バリーがヘリを操縦しながら自己紹介した。

「クリス、これからどこに行く?」
「レベッカ達のところにナカムラのディスクの解析を頼みに行く」
「じゃあイギリスに渡るのか?」
「そうなるな」
「よし、じゃあとりあえずテントで荷をまとめたらすぐに出発しよう」

バリーの言葉を最後に全員が沈黙した。
全員息もたえたえの状態だった。
カルロスとジャックは傷口に消毒薬を塗り、その上にガーゼを乗せて包帯を巻いてしっかりとした応急処置をし、クリスとジルはお互い寄り添う形で座って眠っていた。
シーバスとナカムラはパソコンの中のデータをまとめていた。
ネイシーとクレアは窓の外を眺めながら何か考え事をしていた。
不思議と二人とも同じ考えをしているようだった。
・・・あれは人違い?それとも・・・
ヘリはアジトに向けて飛び続けた。



ウェスカーは二人の部下の報告をヘリの中で聞いていた。

「どうだね?彼らは?」

いきなりの質問にも瞬時にディアスは答えた。

「予想以上に強いですよ彼らは、特にネイシーと言う女性はクリスと並ぶ戦闘力があります」
「お前がそこまで言うのならよっぽどの人物なんだろう」
「キースはどうだった?」
「一人一人ならば苦労掛けずに始末は出来ますが、集団となるとさすがに一筋縄ではいきません」
「システムの方は?」
「問題なく働きました。なので実戦に投入しても問題ありません」
「そうか・・・」

そこでウェスカーはしばし沈黙した。
そしてゆっくりと口を開いた。

「よし、二人は本部で治療を受けたのち、オーストラリアに向かえ」
「オーストラリアと言うとあの研究所にですか?」
「そうだ。恐らく奴らは今回得た資料と今までに集めた資料を証拠として国連およびICPOに提出し大規模作戦を実行してくるだろうからな」
「了解しました。
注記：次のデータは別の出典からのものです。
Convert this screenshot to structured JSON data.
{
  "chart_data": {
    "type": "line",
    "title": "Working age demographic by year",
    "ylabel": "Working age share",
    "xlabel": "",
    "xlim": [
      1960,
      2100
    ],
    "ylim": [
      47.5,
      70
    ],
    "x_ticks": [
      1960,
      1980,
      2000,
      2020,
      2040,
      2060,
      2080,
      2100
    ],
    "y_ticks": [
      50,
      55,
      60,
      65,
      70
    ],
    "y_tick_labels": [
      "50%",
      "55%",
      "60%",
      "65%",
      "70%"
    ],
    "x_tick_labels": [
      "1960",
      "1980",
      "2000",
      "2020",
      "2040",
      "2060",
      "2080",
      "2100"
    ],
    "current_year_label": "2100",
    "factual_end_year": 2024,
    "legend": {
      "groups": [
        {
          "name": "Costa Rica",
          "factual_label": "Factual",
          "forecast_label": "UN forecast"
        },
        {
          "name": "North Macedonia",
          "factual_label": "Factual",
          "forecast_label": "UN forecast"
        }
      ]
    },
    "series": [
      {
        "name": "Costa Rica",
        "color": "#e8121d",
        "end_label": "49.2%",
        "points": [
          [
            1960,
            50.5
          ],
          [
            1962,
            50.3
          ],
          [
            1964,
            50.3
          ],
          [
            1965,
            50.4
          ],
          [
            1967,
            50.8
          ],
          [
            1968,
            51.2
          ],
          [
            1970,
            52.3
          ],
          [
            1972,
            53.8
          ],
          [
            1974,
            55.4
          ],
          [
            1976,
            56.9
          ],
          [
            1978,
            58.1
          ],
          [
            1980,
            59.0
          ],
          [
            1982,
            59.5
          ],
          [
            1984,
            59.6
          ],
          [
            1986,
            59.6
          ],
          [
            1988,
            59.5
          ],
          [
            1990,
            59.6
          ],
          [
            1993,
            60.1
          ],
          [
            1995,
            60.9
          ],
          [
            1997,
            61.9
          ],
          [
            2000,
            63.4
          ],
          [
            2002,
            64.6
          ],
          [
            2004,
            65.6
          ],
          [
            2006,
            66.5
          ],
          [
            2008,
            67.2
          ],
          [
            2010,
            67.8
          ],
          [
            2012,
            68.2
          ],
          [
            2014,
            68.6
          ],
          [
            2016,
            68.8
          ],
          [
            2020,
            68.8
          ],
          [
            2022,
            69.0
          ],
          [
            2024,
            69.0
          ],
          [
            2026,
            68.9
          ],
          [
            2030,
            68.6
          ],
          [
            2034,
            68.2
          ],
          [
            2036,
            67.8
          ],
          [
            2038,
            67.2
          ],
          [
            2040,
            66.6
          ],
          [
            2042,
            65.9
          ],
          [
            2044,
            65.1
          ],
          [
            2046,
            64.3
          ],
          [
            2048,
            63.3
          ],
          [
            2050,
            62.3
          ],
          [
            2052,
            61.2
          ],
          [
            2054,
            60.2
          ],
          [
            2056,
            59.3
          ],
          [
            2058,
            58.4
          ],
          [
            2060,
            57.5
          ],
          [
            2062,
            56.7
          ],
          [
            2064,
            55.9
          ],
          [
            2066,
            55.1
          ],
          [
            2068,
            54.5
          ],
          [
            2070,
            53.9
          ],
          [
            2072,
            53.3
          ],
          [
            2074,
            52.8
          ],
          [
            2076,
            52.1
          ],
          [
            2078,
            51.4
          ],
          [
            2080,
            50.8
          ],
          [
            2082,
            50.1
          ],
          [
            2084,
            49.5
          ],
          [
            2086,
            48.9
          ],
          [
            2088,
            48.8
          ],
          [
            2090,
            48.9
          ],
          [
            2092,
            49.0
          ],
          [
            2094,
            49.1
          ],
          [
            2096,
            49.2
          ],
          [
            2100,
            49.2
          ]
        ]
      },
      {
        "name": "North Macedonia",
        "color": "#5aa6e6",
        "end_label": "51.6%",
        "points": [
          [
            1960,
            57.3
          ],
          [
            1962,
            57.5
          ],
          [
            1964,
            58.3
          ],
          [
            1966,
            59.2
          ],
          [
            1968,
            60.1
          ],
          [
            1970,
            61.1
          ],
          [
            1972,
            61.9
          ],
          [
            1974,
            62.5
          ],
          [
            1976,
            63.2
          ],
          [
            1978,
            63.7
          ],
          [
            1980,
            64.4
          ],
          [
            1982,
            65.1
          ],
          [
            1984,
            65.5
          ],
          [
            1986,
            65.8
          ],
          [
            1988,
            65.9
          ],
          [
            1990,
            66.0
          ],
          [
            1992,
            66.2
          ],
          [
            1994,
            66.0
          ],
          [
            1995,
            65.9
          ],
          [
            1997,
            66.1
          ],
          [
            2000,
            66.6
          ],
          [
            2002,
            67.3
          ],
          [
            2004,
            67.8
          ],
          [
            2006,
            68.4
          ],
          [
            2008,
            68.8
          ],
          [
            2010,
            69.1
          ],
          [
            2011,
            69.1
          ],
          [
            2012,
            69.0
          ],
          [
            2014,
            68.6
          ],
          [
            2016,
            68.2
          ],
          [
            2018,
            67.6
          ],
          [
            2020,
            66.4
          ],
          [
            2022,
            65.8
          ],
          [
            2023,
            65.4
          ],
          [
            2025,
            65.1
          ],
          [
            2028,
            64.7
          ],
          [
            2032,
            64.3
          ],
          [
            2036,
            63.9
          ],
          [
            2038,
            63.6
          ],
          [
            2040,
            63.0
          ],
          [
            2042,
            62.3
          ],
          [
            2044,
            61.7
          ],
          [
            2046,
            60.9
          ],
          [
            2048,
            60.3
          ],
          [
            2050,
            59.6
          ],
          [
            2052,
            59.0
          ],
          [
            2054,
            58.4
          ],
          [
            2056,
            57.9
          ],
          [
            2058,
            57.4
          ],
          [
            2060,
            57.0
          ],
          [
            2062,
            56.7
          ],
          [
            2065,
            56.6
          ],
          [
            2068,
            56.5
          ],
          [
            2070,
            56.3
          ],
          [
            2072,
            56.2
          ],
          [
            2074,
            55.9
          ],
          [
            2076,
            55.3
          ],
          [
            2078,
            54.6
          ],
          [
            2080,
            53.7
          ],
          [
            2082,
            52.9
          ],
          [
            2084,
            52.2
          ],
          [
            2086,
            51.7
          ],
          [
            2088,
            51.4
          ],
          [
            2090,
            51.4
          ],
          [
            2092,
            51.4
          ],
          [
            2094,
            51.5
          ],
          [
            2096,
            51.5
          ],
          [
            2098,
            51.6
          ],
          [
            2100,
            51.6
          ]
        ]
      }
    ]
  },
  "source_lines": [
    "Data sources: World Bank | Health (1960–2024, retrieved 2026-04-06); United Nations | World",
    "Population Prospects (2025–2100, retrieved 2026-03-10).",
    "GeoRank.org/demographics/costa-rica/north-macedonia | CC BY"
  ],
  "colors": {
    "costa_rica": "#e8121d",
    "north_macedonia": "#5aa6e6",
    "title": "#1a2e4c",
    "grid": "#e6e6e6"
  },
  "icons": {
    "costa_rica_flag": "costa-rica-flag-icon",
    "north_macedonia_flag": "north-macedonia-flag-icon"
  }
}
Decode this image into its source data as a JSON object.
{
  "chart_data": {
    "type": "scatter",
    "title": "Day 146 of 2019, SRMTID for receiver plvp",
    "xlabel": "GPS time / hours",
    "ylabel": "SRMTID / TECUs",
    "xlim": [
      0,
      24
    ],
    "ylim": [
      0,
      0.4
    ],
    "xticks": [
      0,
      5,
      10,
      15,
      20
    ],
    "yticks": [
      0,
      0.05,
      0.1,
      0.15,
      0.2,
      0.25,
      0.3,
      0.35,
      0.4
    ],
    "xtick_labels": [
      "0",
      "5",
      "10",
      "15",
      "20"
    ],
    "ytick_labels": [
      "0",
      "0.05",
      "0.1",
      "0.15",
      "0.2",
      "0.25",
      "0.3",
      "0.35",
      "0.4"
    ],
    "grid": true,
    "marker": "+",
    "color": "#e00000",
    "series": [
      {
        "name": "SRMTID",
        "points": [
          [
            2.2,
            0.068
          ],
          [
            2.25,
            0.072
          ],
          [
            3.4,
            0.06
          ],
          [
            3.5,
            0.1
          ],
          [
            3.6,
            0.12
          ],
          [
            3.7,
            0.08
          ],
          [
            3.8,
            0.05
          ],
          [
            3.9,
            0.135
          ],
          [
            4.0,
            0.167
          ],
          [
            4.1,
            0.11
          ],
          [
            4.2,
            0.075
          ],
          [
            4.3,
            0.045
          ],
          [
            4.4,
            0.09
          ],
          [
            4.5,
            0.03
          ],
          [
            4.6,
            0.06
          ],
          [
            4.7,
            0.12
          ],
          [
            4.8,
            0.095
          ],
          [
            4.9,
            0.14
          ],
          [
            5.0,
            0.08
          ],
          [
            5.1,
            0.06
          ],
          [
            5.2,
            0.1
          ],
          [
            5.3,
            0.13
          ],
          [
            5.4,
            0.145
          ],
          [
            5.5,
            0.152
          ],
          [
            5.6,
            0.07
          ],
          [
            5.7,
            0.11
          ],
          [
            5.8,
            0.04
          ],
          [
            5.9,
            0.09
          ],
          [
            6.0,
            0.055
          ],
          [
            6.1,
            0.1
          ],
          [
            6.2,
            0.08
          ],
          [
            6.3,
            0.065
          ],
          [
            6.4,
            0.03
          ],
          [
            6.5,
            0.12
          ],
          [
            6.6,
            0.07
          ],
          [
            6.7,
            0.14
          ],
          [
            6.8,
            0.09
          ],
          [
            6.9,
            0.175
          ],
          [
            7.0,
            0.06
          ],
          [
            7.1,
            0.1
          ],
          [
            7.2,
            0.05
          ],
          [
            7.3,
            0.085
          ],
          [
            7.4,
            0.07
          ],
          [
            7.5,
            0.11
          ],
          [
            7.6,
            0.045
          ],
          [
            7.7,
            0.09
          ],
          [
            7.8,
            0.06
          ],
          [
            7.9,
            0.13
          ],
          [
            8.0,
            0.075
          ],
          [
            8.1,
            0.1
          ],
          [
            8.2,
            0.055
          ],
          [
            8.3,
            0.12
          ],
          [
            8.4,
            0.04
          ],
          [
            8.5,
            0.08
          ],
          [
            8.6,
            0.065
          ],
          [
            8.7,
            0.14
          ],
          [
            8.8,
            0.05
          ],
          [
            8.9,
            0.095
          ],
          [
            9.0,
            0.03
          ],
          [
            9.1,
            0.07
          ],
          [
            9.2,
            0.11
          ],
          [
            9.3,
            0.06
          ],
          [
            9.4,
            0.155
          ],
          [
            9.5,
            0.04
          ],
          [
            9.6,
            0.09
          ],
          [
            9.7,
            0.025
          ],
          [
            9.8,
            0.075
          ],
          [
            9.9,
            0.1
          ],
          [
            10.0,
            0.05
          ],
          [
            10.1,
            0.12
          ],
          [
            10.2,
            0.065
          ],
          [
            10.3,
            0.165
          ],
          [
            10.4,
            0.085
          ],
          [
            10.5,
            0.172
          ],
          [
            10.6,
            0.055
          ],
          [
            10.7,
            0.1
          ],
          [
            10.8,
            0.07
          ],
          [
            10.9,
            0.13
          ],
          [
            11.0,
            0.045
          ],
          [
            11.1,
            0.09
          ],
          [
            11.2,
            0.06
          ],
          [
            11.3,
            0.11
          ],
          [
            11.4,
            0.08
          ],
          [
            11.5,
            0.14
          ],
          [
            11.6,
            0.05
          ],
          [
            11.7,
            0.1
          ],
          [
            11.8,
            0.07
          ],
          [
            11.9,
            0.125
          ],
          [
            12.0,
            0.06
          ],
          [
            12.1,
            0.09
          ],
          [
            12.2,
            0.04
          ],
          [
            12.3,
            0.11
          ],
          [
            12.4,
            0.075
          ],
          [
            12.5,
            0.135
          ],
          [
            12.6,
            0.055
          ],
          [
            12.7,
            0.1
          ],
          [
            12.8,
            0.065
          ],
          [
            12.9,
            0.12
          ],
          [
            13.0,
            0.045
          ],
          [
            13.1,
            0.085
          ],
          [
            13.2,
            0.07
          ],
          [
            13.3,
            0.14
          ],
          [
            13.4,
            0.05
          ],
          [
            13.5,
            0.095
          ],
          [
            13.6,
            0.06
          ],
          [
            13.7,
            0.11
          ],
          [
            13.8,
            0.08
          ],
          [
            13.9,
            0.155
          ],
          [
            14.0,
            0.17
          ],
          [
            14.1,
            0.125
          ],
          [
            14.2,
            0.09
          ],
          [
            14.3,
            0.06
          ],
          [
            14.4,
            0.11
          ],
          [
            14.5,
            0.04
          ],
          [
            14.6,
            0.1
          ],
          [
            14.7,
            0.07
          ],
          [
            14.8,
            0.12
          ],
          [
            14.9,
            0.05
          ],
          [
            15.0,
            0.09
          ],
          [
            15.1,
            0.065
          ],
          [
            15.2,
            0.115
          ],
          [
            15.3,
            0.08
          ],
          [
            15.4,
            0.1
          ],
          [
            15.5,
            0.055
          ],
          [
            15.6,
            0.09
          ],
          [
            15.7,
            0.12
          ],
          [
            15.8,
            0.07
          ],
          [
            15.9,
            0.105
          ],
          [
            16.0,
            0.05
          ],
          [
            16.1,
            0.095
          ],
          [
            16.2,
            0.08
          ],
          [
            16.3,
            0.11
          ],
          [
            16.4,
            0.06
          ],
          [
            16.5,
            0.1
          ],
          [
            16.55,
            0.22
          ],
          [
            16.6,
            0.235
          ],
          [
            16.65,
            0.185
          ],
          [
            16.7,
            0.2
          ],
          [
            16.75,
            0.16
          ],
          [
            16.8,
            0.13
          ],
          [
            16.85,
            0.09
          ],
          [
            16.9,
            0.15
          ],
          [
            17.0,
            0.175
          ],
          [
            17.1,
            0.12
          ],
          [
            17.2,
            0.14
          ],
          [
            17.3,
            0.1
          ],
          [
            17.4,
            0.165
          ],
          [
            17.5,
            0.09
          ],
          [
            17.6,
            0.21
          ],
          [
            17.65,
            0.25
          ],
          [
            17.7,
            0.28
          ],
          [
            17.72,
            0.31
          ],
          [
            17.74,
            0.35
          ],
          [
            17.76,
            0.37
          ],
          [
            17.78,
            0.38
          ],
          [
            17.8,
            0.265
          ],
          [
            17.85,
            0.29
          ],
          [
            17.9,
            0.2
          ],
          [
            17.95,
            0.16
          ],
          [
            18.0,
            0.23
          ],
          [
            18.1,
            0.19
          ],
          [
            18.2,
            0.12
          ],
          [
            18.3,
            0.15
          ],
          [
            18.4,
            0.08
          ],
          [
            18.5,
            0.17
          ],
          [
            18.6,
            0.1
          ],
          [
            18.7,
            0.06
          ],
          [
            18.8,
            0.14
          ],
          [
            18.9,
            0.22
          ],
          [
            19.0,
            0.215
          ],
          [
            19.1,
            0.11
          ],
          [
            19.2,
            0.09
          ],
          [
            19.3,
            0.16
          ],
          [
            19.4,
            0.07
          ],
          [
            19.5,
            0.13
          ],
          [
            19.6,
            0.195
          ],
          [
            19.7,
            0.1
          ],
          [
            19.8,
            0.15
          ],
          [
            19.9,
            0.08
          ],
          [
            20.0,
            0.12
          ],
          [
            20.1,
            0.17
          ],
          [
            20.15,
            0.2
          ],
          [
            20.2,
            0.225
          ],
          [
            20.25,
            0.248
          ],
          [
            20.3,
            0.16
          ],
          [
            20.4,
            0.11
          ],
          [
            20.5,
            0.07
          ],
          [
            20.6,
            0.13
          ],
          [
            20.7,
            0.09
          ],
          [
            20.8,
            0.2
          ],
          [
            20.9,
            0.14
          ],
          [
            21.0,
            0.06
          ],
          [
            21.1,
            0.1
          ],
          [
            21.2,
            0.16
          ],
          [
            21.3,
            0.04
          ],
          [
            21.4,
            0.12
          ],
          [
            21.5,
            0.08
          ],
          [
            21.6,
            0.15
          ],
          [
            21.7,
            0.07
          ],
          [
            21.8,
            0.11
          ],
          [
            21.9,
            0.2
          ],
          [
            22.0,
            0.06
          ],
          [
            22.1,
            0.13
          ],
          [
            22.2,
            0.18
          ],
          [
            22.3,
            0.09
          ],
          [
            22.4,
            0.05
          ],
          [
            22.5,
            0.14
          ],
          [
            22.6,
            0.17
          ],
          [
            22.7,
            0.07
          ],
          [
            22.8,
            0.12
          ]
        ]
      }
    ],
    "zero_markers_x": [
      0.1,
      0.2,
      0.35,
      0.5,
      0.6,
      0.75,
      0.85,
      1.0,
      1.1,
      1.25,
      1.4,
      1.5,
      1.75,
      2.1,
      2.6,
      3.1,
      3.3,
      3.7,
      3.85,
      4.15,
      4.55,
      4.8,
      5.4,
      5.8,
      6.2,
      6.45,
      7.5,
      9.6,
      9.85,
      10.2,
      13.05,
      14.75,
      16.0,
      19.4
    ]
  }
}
治療完了後直ちに向かいます」
「頼んだぞ」

そこでキースが質問した。

「隊長はどうするんですか?」
「私はイギリスに行かねばならなくなった」
「・・・了解」

ウェスカーの意図を察したのか、キースは深くは聞かなかった。

「ところで、何でSTARSのメンバーと一緒に行動していたんだ?」

キースは慌てたが、ディアスは冷静に言葉を選んで答えた。

「彼らがワクチンを持っていたので協力して倒すしか方法がありませんでした」
「・・・奴らから奪う事は出来なかったのか?」
「あの状況では不可能でした」

ウェスカーはディアスをしばし見つめた後に多少声に凄みをきかせて言った。

「そうか・・・今回だけは大目に見よう。だが、次はないぞ」
「ありがとうございます」
「本部に着くまでは休養をとっておけ」
『はっ』

それからは終始無言となった。
ディアスは窓の外の景色を眺めながら何かを思い出そうとしていた。
あの時一瞬だけ頭に浮かんだ光景はなんだったんだ・・・
深く考えようとするたびに頭痛がした。
なんとか痛みを無視してディアスは必死に思い出そうと努力したが、結局思い出すまでには至らずに終わった。